Militante au Pakistan ! Une bataille sur tous les fronts

InfoSud
Tanveer Jahan (photo Carole Vann).
19 juin 06 - Dictature, intégrisme, esclavagisme des enfants, crimes d’honneur. De passage à Genève, la Pakistanaise Tanveer Jahan raconte son combat dans un pays où paradoxalement de nombreuses femmes sont députées ou ministres mais également bafoués dans leurs droits fondamentaux.
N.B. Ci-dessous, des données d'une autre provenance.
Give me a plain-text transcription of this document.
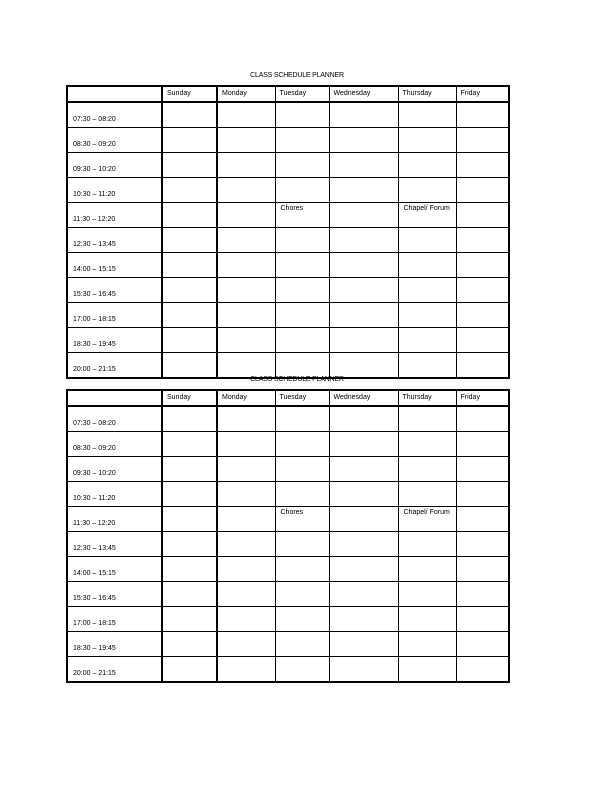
CLASS SCHEDULE PLANNER
	Sunday	Monday	Tuesday	Wednesday	Thursday	Friday
07:30 – 08:20						
08:30 – 09:20						
09:30 – 10:20						
10:30 – 11:20						
11:30 – 12:20			Chores		Chapel/ Forum	
12:30 – 13:45						
14:00 – 15:15						
15:30 – 16:45						
17:00 – 18:15						
18:30 – 19:45						
20:00 – 21:15						
CLASS SCHEDULE PLANNER
	Sunday	Monday	Tuesday	Wednesday	Thursday	Friday
07:30 – 08:20						
08:30 – 09:20						
09:30 – 10:20						
10:30 – 11:20						
11:30 – 12:20			Chores		Chapel/ Forum	
12:30 – 13:45						
14:00 – 15:15						
15:30 – 16:45						
17:00 – 18:15						
18:30 – 19:45						
20:00 – 21:15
« Mes parents voulaient me marier, moi je voulais étudier. Alors j’ai refusé de manger. Au bout de six jours, mon père a cédé ». Tanveer Jahan n’était alors qu’une gamine de quatorze ans. Sans le savoir, elle avait goûté à l’élixir de la liberté dans une société brimée et muselée. Depuis, elle n’a cessé de se battre sur tous les fronts pour les libertés au Pakistan. InfoSud l’a rencontrée à Genève à la veille du premier Conseil des droits de l’homme.

Vêtue à la pakistanaise d’un pantalon et d’une tunique, Tanveer incarne un mélange subtil entre beauté et détermination. « Je suis venue pour la Conférence de l’Organisation internationale du travail (OIT) dans le cadre de la lutte contre l’esclavage, déclare-t-elle d’emblée. Des enfants de quatre ans sont vendus comme jockeys pour les courses de chameau dans les pays du Golfe. Ils sont privés d’eau et de nourriture pour rester légers. Durant la course, ils sont attachés sur le chameau qui est excité par leurs hurlements de terreur. » Le Pakistan est principal fournisseur. Avec son ONG du nom de DHCD, Democratic Commission for Human Development, Tanveer lutte contre ce trafic (ils sont environ 3’000 victimes).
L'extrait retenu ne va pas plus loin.